2AM, uploading these sketches. Not sure if I can stay up to write anything that will make sense, so I’ll post an update tomorrow.
Update:
Part of the exercise above was for me to come up with a scheme that I could question the role of modern urban dwelling. In the first process, it seems that I was too fixated with the central linear axis that is present throughout the semester. Process 2 begins to break out from that central corridor with dwelling units on both side. The thought behind this borrows the idea of Jeremy Bentham’s “Panopticon” prison tower where one would be able to look into each individual units from a single focal point. Process 3 explores the same concept on a higher ground.

Not fully satisfied with the result from Process 2 and 3, the top piece here was more of a hybrid between the 3 process above. The linearity of an above grade park is strategically weaved into the dwelling units - creating a single complex. The idea here was also to have the park extend down to the south of the Greenway, with retail spaces lined up below.

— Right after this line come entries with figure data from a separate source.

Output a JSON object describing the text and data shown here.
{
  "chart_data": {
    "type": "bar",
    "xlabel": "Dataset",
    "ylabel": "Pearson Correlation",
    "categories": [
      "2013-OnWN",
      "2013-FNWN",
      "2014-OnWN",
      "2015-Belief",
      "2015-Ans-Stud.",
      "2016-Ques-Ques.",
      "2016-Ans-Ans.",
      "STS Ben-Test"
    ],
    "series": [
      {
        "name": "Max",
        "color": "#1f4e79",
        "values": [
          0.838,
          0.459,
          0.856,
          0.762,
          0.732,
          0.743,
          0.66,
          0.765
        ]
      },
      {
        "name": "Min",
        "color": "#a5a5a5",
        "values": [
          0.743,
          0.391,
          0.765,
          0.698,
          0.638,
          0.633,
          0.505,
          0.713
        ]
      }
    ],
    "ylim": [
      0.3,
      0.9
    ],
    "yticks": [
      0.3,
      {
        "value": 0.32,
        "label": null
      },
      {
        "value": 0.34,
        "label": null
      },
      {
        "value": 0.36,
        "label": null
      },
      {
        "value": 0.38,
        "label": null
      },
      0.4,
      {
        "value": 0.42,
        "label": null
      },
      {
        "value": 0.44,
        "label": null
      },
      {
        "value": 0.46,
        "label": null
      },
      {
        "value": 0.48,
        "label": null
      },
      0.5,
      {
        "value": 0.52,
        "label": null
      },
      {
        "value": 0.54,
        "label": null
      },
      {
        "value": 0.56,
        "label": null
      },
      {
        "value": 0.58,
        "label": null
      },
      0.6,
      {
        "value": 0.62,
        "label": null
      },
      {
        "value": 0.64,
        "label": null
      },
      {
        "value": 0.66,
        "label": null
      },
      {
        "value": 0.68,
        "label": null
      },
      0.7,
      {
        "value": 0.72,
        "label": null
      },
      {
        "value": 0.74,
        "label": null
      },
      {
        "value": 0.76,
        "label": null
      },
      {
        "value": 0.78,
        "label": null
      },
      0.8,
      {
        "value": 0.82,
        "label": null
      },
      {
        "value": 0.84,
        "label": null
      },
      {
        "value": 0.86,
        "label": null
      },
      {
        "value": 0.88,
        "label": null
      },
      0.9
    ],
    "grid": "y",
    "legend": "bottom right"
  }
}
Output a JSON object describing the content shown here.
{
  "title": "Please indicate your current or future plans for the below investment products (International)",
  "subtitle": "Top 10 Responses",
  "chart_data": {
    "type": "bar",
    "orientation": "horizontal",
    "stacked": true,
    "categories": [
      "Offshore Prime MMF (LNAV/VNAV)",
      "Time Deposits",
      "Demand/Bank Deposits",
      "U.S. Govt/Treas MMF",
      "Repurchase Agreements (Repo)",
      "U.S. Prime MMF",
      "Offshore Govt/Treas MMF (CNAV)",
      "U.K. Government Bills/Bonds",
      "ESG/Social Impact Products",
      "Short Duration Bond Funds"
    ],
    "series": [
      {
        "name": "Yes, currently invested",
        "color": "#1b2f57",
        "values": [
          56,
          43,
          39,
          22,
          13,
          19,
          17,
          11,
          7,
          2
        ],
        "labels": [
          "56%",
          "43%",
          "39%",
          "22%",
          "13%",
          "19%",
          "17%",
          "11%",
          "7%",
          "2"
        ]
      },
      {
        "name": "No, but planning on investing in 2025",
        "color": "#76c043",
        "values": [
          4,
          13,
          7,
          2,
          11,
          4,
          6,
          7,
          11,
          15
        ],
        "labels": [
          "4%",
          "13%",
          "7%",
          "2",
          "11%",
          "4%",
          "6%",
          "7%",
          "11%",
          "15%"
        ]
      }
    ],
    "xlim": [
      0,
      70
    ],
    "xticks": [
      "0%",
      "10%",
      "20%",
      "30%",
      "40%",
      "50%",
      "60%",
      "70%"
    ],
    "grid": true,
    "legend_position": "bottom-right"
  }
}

As shown above, tenants enter the units from the “back” and the integration of the park and the dwelling unit is important because not only is it a public area but it is also part of a urban “back yard” for the units, which is really the front of the units. The next step which I’m currently working on is the different schemes for the apartment types. As of this moment, there are 2 different unit types - all duplex apartments, but a section of the strip will have 3 floors, where the middle section are both shared by the top and bottom units - similar to the Unité d’Habitation by Le Corbusier in Marseille. Playing in part with the Voyeuristic Living post and with the thesis, the focus here was to create and question the intimacy between the people living in the boxes and the public/commuter looking in as they journeyed by.